Todos os elementos tradicionais do documentário narração, comentaristas, arcos narrativos baseados na vida real estão sendo modificados ou abandonados em favor de artifícios do mundo da ficção.
"Parece quase errado descrever como documentários os filmes lançados ultimamente", disse Richard Rowley, diretor do indicado ao Oscar "Guerras Sujas", que empregou técnicas dos filmes noir. "[Dizer que somos documentaristas] soa como se fôssemos estenógrafos, arquivando registros para que as gerações futuras possam ver como era a vida aqui, não contadores de histórias. Mas há um conjunto enorme de documentários sendo produzidos agora que é feito de filmes tão imersivos e transformacionais quanto filmes de ficção bem construídos."
Essa tendência é evidente em "The Act of Killing", documentário indicado ao Oscar sobre chacinas cometidas na Indonésia, baseado em encenações dos massacres feitas por membros dos esquadrões da morte, em "A Imagem que Falta", memórias do genocídio no Camboja, e em "Manakamana", que acontece num teleférico no Nepal e vai estrear nos cinemas de Nova York neste mês.
Em "A Imagem que Falta", Rithy Panh, em vista da ausência de registros familiares e da escassez de informações presentes em documentos oficiais, recorreu a figurinos de argila dispostos em dioramas e misturou as imagens de arquivo que conseguiu encontrar, além de canções e discursos do Khmer Vermelho, com sequências de fantasias e uma trilha sonora original dolorosa, tudo isso completado por uma narração poética e alucinatória em francês.
"Quando começo a criar um filme, não estou muito preocupado em saber se será documentário ou ficção", explicou Panh, 49. "Cada vez que você se prepara para filmar uma tomada num documentário, você se questiona sobre a abordagem cinematográfica.

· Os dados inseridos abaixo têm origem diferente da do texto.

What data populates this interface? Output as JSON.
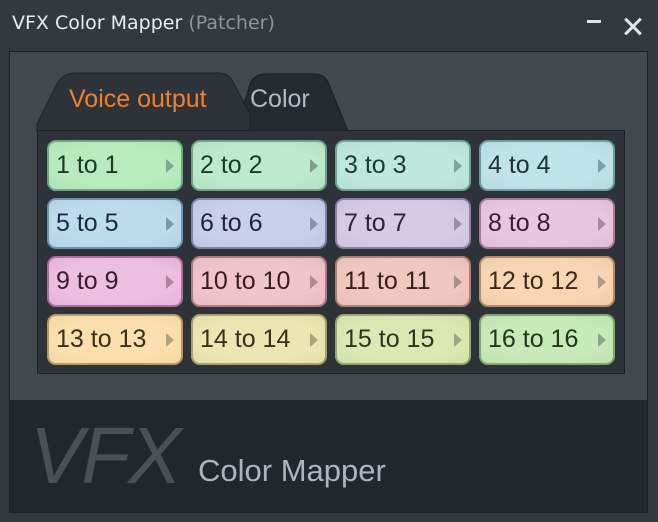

Você está abordando a verdade, mas a imagem nunca é a própria verdade."
Essa agitação criativa e essa luta com a forma também energizam o festival de documentários Art of the Real, que a Film Society of Lincoln Center, de Nova York, vai promover em abril. "O documentário tal como o conhecemos, especialmente nos EUA, destaca o conteúdo mais do que a forma, a informação mais do que a estética", diz a nota de programação do festival.
Um centro de experimentação com o gênero é a Universidade Harvard, onde estudaram três dos diretores dos documentários indicados ao Oscar neste ano. Filmes como "Leviathan" e "Manakamana" nasceram em seu Laboratório de Etnografia Sensória.
"Um objetivo importante do filme documental é informar, educar ou explicar", explicou Pacho Velez, codiretor de "Manakamana". Em uma série de episódios de dez a 11 minutos cada, o filme observa passageiros num teleférico do Nepal conversando, reagindo à paisagem e tocando instrumentos musicais. "O que eu procuro fazer em meus filmes e o que a etnografia sensória de modo geral procura fazer é seduzir ou conquistar o interesse do espectador."
É uma abordagem ainda controversa. "A Imagem que Falta" foi indicado ao Oscar na categoria de melhor filme em língua estrangeira, mas não foi um dos indicados para melhor documentário. O inovador "Histórias que Contamos", de Sarah Polley, não recebeu uma indicação, apesar de ter sido o único documentário indicado a prêmios do Sindicato dos Roteiristas e do Sindicato dos Diretores, tendo recebido o prêmio dos roteiristas. Mas a divisão de documentários da Academia hesitou em premiá-la por misturar vídeos caseiros com o que ela descreveu como imagens "recriadas".
"As pessoas ficaram furiosas por terem sido enganadas", explicou Michael Lumpkin, diretor-executivo da Associação Documentária Internacional. "Mas eu achei que a mistura proporcionou uma experiência interessante. Por que eu me incomodaria, se é um bom filme?"